Alors que les dirigeants européens ont ciblé ce qu’ils considèrent comme une distorsion de concurrence sur le marché mondial des véhicules électriques causée par les subventions chinoises, les responsables chinois ont dénoncé les nouvelles mesures comme étant protectionnistes et peut-être contraires aux règles de l’Organisation mondiale du commerce (OMC), une accusation à laquelle la Commission a répondu vendredi (14 juin).

« Je ne pense pas que quiconque souhaite une guerre commerciale, c’est un exercice extrêmement coûteux pour les deux parties», a expliqué Fabian Zuleeg, « mais le risque d’escalade est présent».

« Nous allons assister à des affrontements au fur et à mesure que nous avançons. La question est de savoir si [la guerre] sera limitée ou si elle sera totale.
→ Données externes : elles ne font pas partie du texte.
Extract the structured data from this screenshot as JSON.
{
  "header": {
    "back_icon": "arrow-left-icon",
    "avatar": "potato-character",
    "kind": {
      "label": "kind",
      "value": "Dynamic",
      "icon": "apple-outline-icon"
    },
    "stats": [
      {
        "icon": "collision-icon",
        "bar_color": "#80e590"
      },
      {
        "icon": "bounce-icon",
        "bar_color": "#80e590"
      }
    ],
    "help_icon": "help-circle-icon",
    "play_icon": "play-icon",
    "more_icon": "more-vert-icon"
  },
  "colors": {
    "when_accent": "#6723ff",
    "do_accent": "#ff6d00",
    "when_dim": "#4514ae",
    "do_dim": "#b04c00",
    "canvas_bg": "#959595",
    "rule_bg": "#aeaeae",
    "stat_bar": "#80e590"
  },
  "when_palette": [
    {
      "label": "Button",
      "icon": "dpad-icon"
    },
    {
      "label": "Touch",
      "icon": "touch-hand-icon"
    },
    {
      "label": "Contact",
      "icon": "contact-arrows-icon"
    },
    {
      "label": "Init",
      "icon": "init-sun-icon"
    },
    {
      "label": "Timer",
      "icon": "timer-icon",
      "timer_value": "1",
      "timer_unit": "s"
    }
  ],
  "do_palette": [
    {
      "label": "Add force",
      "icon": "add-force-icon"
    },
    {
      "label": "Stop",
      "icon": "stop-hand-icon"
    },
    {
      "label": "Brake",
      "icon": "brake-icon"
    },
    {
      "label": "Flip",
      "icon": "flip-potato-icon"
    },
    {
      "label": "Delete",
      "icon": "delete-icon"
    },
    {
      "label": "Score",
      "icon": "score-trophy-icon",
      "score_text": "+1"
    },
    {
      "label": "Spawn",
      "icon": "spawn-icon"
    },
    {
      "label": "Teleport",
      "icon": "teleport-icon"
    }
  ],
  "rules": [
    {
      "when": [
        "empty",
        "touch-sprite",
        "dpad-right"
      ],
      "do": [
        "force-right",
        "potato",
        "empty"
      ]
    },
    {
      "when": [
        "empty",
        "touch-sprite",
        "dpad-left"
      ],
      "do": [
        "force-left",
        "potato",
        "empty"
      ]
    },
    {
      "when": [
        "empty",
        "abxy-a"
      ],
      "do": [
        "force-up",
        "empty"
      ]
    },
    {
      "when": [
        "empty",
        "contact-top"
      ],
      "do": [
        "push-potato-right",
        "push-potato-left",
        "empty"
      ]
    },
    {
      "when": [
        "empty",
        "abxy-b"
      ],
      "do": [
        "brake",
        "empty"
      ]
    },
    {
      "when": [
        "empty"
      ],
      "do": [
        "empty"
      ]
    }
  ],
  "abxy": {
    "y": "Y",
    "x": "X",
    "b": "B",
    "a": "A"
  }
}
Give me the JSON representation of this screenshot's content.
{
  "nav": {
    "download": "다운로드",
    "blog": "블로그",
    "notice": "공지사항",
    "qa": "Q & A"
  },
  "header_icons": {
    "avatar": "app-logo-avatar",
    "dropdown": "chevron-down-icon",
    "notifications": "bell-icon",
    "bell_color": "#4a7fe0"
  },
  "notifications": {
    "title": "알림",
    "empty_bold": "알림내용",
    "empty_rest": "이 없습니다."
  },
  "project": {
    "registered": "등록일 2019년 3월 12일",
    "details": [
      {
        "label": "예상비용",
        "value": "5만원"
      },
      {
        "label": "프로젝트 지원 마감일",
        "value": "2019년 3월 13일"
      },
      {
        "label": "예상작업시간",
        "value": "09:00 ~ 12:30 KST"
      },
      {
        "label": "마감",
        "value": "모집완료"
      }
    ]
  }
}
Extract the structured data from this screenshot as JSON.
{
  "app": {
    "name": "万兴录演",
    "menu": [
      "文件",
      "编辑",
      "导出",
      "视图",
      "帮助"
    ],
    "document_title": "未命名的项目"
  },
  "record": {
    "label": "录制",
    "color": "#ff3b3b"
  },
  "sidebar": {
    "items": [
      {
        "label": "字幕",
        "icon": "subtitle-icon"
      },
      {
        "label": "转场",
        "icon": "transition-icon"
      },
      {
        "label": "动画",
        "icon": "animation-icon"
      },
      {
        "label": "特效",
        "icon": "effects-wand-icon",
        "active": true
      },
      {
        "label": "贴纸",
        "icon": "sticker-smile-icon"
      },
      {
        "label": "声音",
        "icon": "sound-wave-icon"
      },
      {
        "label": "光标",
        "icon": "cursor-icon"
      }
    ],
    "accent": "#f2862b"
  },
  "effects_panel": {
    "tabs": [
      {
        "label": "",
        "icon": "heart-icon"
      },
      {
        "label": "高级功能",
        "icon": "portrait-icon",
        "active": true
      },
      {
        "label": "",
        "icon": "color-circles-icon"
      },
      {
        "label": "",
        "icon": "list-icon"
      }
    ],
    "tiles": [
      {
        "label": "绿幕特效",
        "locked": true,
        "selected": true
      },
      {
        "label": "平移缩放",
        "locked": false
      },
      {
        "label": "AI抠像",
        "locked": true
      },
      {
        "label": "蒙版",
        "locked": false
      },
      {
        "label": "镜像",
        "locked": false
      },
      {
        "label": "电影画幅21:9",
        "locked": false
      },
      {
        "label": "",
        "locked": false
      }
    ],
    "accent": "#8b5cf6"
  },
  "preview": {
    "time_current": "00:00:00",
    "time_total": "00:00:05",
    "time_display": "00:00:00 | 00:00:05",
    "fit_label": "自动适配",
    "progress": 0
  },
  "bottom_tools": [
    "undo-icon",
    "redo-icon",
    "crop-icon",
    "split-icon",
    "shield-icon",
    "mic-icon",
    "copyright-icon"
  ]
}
Nous le verrons dans les prochaines semaines», a-t-il ajouté.

Les commentaires de Fabian Zuleeg interviennent au lendemain de l’annonce de la Chine de lancer sa propre enquête « anti-dumping» sur les exportations de viande de porc européenne, en réponse à la décision de la Commission sur les droits de douane.

Cette mesure toucherait principalement l’Espagne, premier exportateur de viande de porc de l’UE vers la Chine, suivie par les Pays-Bas, la France et le Danemark, ce qui a incité les responsables espagnols à appeler à des solutions et des négociations équilibrées.

La Chine, un « rival systémique » de l’UE

Ling Jin, directrice du département des études européennes de l’Institut chinois des études internationales, confirme les remarques de Fabian Zuleeg sur la dégradation des relations entre l’UE et la Chine.

Ling Jin a souligné que l’UE a officiellement décrit Pékin comme « un partenaire de coopération, un concurrent économique et un rival systémique», et que ce dernier élément devient prédominant. Cela pourrait exacerber des relations déjà tendues, a-t-elle affirmé.

« Le terme [rival systémique] est compliqué. Il nous a beaucoup troublés», a-t-elle déclaré.

« Quelle en est la signification exacte ? Si vous suivez les débats, en particulier ceux des responsables politiques ici, je pense que la définition [de rival systémique] a été élargie à de plus en plus de domaines qui ébranleront fondamentalement les relations entre la Chine et l’UE», a ajouté la directrice.

Huiyao Wang, fondateur et président du Center for China and Globalisation, a accusé l’Europe de faire « deux poids, deux mesures ».

Il a également exhorté les décideurs politiques européens à prendre leurs distances par rapport à la position plus ferme des États-Unis à l’égard de la Chine.

« Je ne pense pas qu’il faille suivre les États-Unis de si près… Nous devrions probablement avoir une pensée plus indépendante », a-t-il indiqué.

La remarque de Huiyao Wang contraste avec celles de Greta Peisch, ancienne conseillère générale du Bureau du Représentant au commerce des États-Unis (USTR), qui a jugé les droits de douane annoncés par l’UE la semaine dernière insuffisants pour protéger l’industrie européenne.